Значит, в церковь меня поведут в Троицкую, а к бабке – в Гостешево. Есть там такая баба-яга, в крайнем доме живет, на отшибе. Там все как в сказке будет. Дом в землю врос, баба-яга на печи сидит, нос к губе загибается, мхом покрылась…

– Нашла? – крикнули из темноты.

Мы уже поднялись по пригорку от реки к крайним домам.

– Нашла, нашла, – обрадовалась бабушка и зашагала быстрее навстречу бабе Шуре. Прямо облаву они на меня тут устроили. Блокпосты выставили. – Где же ей еще быть? На затоне сидела. Прямо ей там медом намазано.

– Говорю я тебе – сглазили девку, – проворчала баба Шура. И еще посмотрела так недобро. Платок белый, а взгляд черный. – По-другому никак. Лидка и сглазила.
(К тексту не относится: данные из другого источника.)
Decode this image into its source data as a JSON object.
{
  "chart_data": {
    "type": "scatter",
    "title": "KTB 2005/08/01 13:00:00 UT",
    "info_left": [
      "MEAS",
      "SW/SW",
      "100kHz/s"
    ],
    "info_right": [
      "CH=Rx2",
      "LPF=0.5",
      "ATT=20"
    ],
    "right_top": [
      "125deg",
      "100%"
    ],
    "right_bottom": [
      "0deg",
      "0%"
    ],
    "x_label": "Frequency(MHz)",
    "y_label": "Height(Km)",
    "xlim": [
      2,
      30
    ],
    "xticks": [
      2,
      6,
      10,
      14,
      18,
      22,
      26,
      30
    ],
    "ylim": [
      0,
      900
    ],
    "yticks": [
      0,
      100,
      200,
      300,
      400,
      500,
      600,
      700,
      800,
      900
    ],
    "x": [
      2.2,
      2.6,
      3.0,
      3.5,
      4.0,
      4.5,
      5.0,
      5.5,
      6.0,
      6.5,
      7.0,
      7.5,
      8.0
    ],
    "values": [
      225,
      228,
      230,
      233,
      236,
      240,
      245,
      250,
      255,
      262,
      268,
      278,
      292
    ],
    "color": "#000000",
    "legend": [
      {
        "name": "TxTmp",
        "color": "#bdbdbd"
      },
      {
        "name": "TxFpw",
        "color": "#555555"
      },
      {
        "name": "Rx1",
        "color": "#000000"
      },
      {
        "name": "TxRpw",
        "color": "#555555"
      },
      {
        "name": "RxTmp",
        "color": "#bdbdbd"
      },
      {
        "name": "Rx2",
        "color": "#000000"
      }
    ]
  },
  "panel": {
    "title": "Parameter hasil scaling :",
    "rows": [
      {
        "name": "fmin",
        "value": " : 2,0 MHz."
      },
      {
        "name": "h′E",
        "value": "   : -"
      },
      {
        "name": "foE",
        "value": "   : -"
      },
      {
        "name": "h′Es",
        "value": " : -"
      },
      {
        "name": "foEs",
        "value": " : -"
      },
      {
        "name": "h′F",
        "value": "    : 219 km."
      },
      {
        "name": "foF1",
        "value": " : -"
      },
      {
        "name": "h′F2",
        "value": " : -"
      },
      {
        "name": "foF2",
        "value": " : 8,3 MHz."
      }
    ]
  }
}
Она как зыркнет – трава гнется, не то что человек. Глаз у нее недобрый, с искрой.

– Да какой с искрой? Темный у нее глаз. Смотреть внимательней надо.

– Да я смотрела – светлый, с искрой. Она ж цыганка. Яшка ее дедом был. Тот, что у реки жил. Изба-то развалилась.

Ну и так далее. Баба Шура с моей бабкой могут часами выяснять, какой глаз у Лидки. Тут этих бабок осталось три с половиной калеки, а они все в глаза друг другу смотрят. Ну и конечно, разные гадости друг на друга говорят. Чем им только эта Лидка не угодила? Они чуть что – сразу на нее валят. Дождь идет – Лидка виновата. Дождь не идет – тоже Лидка. Хлеба не привезли – опять же ее работа. Даже мороз зимой, подозреваю, – ее колдовские наветы. А эта Лидка и из дома-то почти не выходит. Только до магазина время от времени доползает. Тут-то начинают с ней все дружно ругаться. Потому что Лидка всегда всем недовольна. И вывести ее из себя очень легко. Но эти обвинения и ругань ничем не заканчиваются. Никто не идет жечь убежище ведьмы или звать попа, чтобы он ее дом проклял. Так что пускай они считают, что меня прокляла Лидка. Если им от этого легче станет.